Evaluating the Systematic Reasoning Abilities of Large Language Models through Graph Coloring
Alex Heyman, Joel Zylberberg
TL;DR
This study uses graph $k$-coloring as a controlled benchmark to probe the systematic reasoning capabilities of large language models (LLMs) and large reasoning models (LRMs). It benchmarks six models across five small-graph problem sets ($4 \le n \le 8$, $2 \le k \le 4$) and four semantic frames, incorporating difficulty metrics like greedy score $g$ and uncolorability types to assess problem hardness. Results show standard LLMs struggle with even simple instances (often $>60\%$ error in harder cases), while LRMs substantially reduce errors but do not reach perfect accuracy, particularly as problems demand more extensive possibility-space exploration.
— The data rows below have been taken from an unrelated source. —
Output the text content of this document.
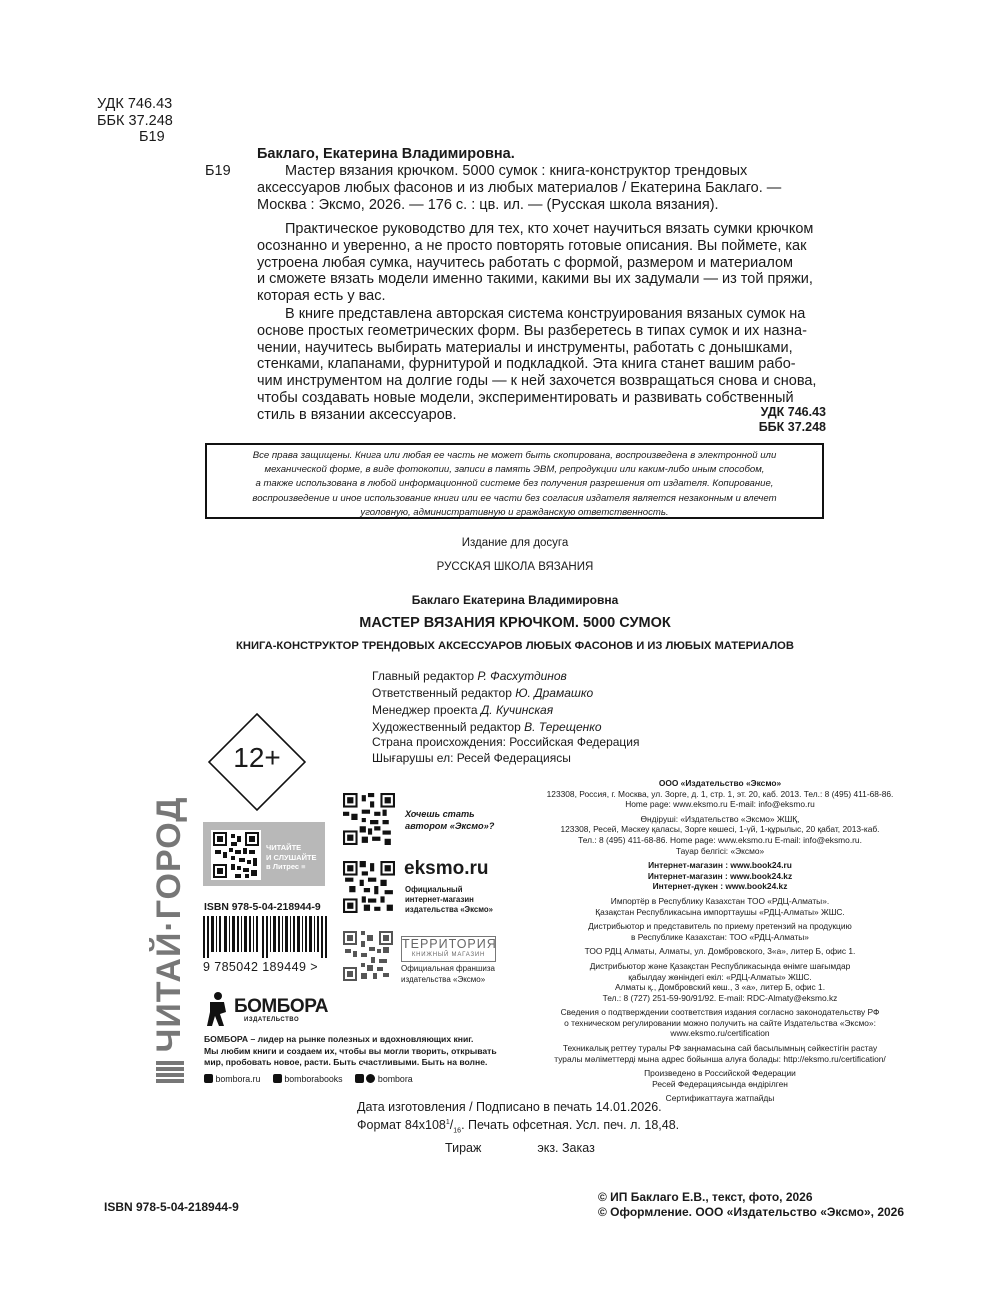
УДК 746.43
ББК 37.248
Б19
Баклаго, Екатерина Владимировна.
Б19	Мастер вязания крючком. 5000 сумок : книга-конструктор трендовых
аксессуаров любых фасонов и из любых материалов / Екатерина Баклаго. —
Москва : Эксмо, 2026. — 176 с. : цв. ил. — (Русская школа вязания).
Практическое руководство для тех, кто хочет научиться вязать сумки крючком
осознанно и уверенно, а не просто повторять готовые описания. Вы поймете, как
устроена любая сумка, научитесь работать с формой, размером и материалом
и сможете вязать модели именно такими, какими вы их задумали — из той пряжи,
которая есть у вас.
В книге представлена авторская система конструирования вязаных сумок на
основе простых геометрических форм. Вы разберетесь в типах сумок и их назна-
чении, научитесь выбирать материалы и инструменты, работать с донышками,
стенками, клапанами, фурнитурой и подкладкой. Эта книга станет вашим рабо-
чим инструментом на долгие годы — к ней захочется возвращаться снова и снова,
чтобы создавать новые модели, экспериментировать и развивать собственный
стиль в вязании аксессуаров.	УДК 746.43
ББК 37.248
Все права защищены. Книга или любая ее часть не может быть скопирована, воспроизведена в электронной или
механической форме, в виде фотокопии, записи в память ЭВМ, репродукции или каким-либо иным способом,
а также использована в любой информационной системе без получения разрешения от издателя. Копирование,
воспроизведение и иное использование книги или ее части без согласия издателя является незаконным и влечет
уголовную, административную и гражданскую ответственность.
Издание для досуга
РУССКАЯ ШКОЛА ВЯЗАНИЯ
Баклаго Екатерина Владимировна
МАСТЕР ВЯЗАНИЯ КРЮЧКОМ. 5000 СУМОК
КНИГА-КОНСТРУКТОР ТРЕНДОВЫХ АКСЕССУАРОВ ЛЮБЫХ ФАСОНОВ И ИЗ ЛЮБЫХ МАТЕРИАЛОВ
Главный редактор Р. Фасхутдинов
Ответственный редактор Ю. Драмашко
Менеджер проекта Д. Кучинская
Художественный редактор В. Терещенко
Страна происхождения: Российская Федерация
Шығарушы ел: Ресей Федерациясы
12+
ЧИТАЙ·ГОРОД	ЧИТАЙТЕ
И СЛУШАЙТЕ
в Литрес ≡
ISBN 978-5-04-218944-9
9 785042 189449 >
Хочешь стать
автором «Эксмо»?
eksmo.ru
Официальный
интернет-магазин
издательства «Эксмо»
ТЕРРИТОРИЯ
КНИЖНЫЙ МАГАЗИН
Официальная франшиза
издательства «Эксмо»
БОМБОРА
ИЗДАТЕЛЬСТВО
БОМБОРА – лидер на рынке полезных и вдохновляющих книг.
Мы любим книги и создаем их, чтобы вы могли творить, открывать
мир, пробовать новое, расти. Быть счастливыми. Быть на волне.
bombora.ru	bomborabooks	bombora
ООО «Издательство «Эксмо»
123308, Россия, г. Москва, ул. Зорге, д. 1, стр. 1, эт. 20, каб. 2013. Тел.: 8 (495) 411-68-86.
Home page: www.eksmo.ru E-mail: info@eksmo.ru
Өндіруші: «Издательство «Эксмо» ЖШҚ,
123308, Ресей, Мәскеу қаласы, Зорге көшесі, 1-үй, 1-құрылыс, 20 қабат, 2013-каб.
Тел.: 8 (495) 411-68-86. Home page: www.eksmo.ru E-mail: info@eksmo.ru.
Тауар белгісі: «Эксмо»
Интернет-магазин : www.book24.ru
Интернет-магазин : www.book24.kz
Интернет-дүкен : www.book24.kz
Импортёр в Республику Казахстан ТОО «РДЦ-Алматы».
Қазақстан Республикасына импорттаушы «РДЦ-Алматы» ЖШС.
Дистрибьютор и представитель по приему претензий на продукцию
в Республике Казахстан: ТОО «РДЦ-Алматы»
ТОО РДЦ Алматы, Алматы, ул. Домбровского, 3«а», литер Б, офис 1.
Дистрибьютор және Қазақстан Республикасында өнімге шағымдар
қабылдау жөніндегі екіл: «РДЦ-Алматы» ЖШС.
Алматы қ., Домбровский көш., 3 «а», литер Б, офис 1.
Тел.: 8 (727) 251-59-90/91/92. E-mail: RDC-Almaty@eksmo.kz
Сведения о подтверждении соответствия издания согласно законодательству РФ
о техническом регулировании можно получить на сайте Издательства «Эксмо»:
www.eksmo.ru/certification
Техникалық реттеу туралы РФ заңнамасына сай басылымның сәйкестігін растау
туралы мәліметтерді мына адрес бойынша алуға болады: http://eksmo.ru/certification/
Произведено в Российской Федерации
Ресей Федерациясында өндірілген
Сертификаттауға жатпайды
Дата изготовления / Подписано в печать 14.01.2026.
Формат $84x108^1/_{16}$. Печать офсетная. Усл. печ. л. 18,48.
Тираж	экз. Заказ
ISBN 978-5-04-218944-9
© ИП Баклаго Е.В., текст, фото, 2026
© Оформление. ООО «Издательство «Эксмо», 2026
The findings highlight meaningful framing effects, substantial progress in LLM reasoning but persistent reliability limits, and significant computational costs, underscoring the need for architectural and training innovations alongside robust benchmarking to guide future AI development.
Abstract
Contemporary large language models are powerful problem-solving tools, but they exhibit weaknesses in their reasoning abilities which ongoing research seeks to mitigate. We investigate graph coloring as a means of evaluating an LLM's capacities for systematic step-by-step reasoning and possibility space exploration, as well as effects of semantic problem framing. We test Claude 3.5 Sonnet, Llama 3.1 405B, Gemini 1.5 Pro, GPT-4o, o1-mini, and DeepSeek-R1 on a dataset of $k$-coloring problems with $2 \leq k \leq 4$ and vertex count $4 \leq n \leq 8$, using partial algorithmic solvers to further categorize problems by difficulty. In addition to substantial but varying framing effects, we find that all models except o1-mini and R1 exhibit $>60\%$ error rates on difficult problem types in all frames ($>15\%$ for o1-mini and $>10\%$ for R1), and no model achieves perfect accuracy even in the simple domain of 2-coloring 4-vertex graphs. Our results highlight both the considerable recent progress in LLM systematic reasoning and the limits of its reliability, especially in relation to increasing computational costs. We expect that more complex graph coloring problems, and procedural generation of arbitrary-complexity reasoning problems more broadly, offer further untapped potential for LLM benchmarking.